Canonization weekend

Michael Sean Winters wrote, over the last two days in the National Catholic Reporter, his reflections on the papacies and sanctity of Popes John XXIII and John Paul II. To make sense of my comments, it would be good to read both articles, which you can find here at and here at

Roncalli certainly did have a perilous task after the war. Of course, John Paul II had to deal with the specter of Rawandan bishops who urged genocide and who, rather justly, were executed rather than retired. As far as dealing with anti-modernism and the cult of suspicion, I would have used that as devil's advocate for keeping Pius X out of canonization - especially since on matters of the historical aspects of the scriptures, the Modernists were right - something the CDF is yet to admit.

As far as pesonal saintliness, one need only look at Roncalli as a child spending hours in his parish church spending time doing nothing but prayer to the Blessed Sacrament. This is a practice follwed in his own papacy by John Paul II. That is why it is most fitting that they be canonized together, even if John Paul spent a bit too much time listening to informants who were disatisfied with some of the bishops he inherited. Of course, that would not be a problem if there werer MORE democracy in the Church, especially around the appointment and removal of bishops. It is time to end that bit of medievalism in the life of the Church.

I went to school the day John Paul II was elected, but was home by the time the smoke went up. I've had the good fortune to be watching the smoke go up for both popes after him, although I doubt I will wake up to watch the canonization Mass - unless I stay up after getting home from work. On the question of whether the Catholic Left noticed the condmenation of Capitalism, of course I did - although I was not much of a leftist back then.

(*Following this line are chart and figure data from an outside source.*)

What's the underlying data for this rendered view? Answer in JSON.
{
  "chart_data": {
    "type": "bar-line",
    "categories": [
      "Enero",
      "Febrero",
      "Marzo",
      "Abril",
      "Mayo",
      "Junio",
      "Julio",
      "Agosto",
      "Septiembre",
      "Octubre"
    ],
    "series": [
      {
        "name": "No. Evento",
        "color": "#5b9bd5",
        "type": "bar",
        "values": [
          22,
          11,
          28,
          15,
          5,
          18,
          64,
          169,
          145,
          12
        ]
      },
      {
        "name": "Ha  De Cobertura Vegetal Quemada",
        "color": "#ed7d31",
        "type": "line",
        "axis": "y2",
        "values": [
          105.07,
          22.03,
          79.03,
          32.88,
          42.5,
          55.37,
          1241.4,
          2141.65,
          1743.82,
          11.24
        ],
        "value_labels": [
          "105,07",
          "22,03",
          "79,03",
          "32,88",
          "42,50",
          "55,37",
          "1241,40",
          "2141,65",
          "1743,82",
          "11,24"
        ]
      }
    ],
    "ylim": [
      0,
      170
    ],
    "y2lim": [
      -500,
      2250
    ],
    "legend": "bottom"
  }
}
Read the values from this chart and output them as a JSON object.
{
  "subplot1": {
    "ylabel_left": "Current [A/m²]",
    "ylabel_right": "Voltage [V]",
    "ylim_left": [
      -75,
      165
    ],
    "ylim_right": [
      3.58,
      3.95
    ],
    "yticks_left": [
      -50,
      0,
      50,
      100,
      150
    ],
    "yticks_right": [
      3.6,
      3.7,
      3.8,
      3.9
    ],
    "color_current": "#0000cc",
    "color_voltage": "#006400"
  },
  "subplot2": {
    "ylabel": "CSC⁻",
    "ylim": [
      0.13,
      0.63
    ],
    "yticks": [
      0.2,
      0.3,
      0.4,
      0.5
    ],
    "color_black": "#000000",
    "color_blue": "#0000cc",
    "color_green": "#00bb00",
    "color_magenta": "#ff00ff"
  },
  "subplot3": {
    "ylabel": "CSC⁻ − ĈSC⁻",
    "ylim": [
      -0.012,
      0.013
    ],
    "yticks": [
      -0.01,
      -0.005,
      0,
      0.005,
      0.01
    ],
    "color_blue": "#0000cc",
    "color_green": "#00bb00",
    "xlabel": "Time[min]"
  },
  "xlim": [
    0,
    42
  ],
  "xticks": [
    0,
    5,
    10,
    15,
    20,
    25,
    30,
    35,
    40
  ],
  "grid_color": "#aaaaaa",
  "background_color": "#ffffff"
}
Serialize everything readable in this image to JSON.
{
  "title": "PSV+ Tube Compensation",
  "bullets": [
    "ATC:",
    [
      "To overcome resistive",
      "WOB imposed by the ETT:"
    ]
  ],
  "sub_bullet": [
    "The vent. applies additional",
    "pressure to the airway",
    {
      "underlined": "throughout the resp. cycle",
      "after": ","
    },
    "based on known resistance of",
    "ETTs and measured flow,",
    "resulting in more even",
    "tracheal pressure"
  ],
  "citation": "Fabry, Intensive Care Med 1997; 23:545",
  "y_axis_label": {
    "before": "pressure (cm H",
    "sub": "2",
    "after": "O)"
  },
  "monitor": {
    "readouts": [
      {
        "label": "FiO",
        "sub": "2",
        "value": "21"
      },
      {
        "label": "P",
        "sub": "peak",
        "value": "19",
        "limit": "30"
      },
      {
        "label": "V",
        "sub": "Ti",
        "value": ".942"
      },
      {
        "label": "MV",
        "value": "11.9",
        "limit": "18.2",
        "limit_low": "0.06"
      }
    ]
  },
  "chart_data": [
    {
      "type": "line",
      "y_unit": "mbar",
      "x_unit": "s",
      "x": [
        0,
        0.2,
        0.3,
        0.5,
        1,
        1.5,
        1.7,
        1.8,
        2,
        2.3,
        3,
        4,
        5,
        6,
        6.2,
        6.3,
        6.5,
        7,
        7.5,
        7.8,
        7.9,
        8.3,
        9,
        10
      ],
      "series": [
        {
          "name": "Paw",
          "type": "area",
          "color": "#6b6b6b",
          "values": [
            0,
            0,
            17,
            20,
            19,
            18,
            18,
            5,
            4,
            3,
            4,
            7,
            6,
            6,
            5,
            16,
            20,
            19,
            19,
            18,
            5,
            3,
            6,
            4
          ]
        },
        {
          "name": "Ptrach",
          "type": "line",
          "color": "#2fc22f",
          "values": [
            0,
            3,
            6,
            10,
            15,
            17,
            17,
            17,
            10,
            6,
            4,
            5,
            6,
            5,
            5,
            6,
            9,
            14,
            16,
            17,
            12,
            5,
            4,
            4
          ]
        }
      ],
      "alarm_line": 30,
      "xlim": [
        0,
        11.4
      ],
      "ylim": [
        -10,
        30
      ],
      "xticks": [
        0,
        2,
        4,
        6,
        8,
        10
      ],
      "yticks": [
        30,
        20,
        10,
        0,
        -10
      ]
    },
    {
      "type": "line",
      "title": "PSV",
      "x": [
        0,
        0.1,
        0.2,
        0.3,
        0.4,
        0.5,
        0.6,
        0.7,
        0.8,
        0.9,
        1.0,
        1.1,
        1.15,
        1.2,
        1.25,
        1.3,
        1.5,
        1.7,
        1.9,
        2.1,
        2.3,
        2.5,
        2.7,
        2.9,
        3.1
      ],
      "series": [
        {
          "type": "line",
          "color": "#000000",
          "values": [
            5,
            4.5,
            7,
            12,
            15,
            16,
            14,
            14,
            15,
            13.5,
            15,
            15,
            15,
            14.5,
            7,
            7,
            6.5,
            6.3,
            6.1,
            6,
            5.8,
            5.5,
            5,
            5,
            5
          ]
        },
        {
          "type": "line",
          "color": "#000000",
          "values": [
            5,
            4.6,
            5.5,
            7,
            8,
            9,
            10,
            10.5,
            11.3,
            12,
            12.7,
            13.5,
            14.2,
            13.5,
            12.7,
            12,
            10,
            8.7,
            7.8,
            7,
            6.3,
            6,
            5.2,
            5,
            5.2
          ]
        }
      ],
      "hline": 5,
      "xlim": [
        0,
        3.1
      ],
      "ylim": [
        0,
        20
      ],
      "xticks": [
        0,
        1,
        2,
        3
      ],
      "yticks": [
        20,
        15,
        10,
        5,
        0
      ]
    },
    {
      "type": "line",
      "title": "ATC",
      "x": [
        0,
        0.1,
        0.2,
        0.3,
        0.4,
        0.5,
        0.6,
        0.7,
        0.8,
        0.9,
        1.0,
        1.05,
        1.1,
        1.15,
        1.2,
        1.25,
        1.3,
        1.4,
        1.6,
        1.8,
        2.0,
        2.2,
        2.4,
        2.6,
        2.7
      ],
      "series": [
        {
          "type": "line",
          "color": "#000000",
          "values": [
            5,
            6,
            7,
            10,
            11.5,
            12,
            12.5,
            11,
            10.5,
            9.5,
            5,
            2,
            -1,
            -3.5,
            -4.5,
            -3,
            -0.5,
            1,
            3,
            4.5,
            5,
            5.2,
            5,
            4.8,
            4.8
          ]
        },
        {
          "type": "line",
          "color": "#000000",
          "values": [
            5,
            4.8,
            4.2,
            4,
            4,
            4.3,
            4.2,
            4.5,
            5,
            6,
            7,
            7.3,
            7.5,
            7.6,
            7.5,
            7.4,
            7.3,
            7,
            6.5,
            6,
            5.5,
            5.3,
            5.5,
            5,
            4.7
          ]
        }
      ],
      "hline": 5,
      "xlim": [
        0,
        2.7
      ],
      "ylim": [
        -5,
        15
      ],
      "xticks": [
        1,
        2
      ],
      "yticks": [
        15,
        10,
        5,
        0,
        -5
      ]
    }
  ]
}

What dissappointed me more than anything - and more so with age - is the stubbornness John Paul displayed on sexual issues - both personal and public. It also seemed he was turning back the clock on a few things and as much as Benedict was is Inquistor, Rigali was his American Episcopal enforcer. The left was noting that progress was afoot on gay issues, since sex was a gift from God and gays were children of God. It took the invention from whole cloth of "intrinsic disorder" to stop the Church from going down a road to acceptance. This was a pity.

On end of life issues, the use of a brief remark to a Pro-Life priest's conference had the effect of changing doctrine without really doing it officially. This played out in how some dealt with Terry Schaivo. A lot of this happened because the Pope was so sick - although his public decline caused Benedict to not inflict the same thing on the Church and resign as he aged.

The most irritating thing was how heavy handed the English translation of the Mass was changed. Those who have an old Missal will recognize much of the language - save all the references to St. Michael, et al in many prayers. While this happened under Benedict, I suspect it started under John Paul. It can be traced back to how Karol Wojtyla led those who were against progress at Vatican II. By the time he was elected, there was a very different College of Cardinals than the one that elected Paul VI.

Still, his personal sanctity cannot be doubted - both for the way he sufferred and the way he relied on God to deal with his sufferings. It is not so much the pain as turning his pain to prayer that makes him a saint (since it was good luck that had Communism fall on his watch - although concentrating Russia to the Immaculate Heart of Mary might have also had something to do with it). Maybe living in interesting times is important after all.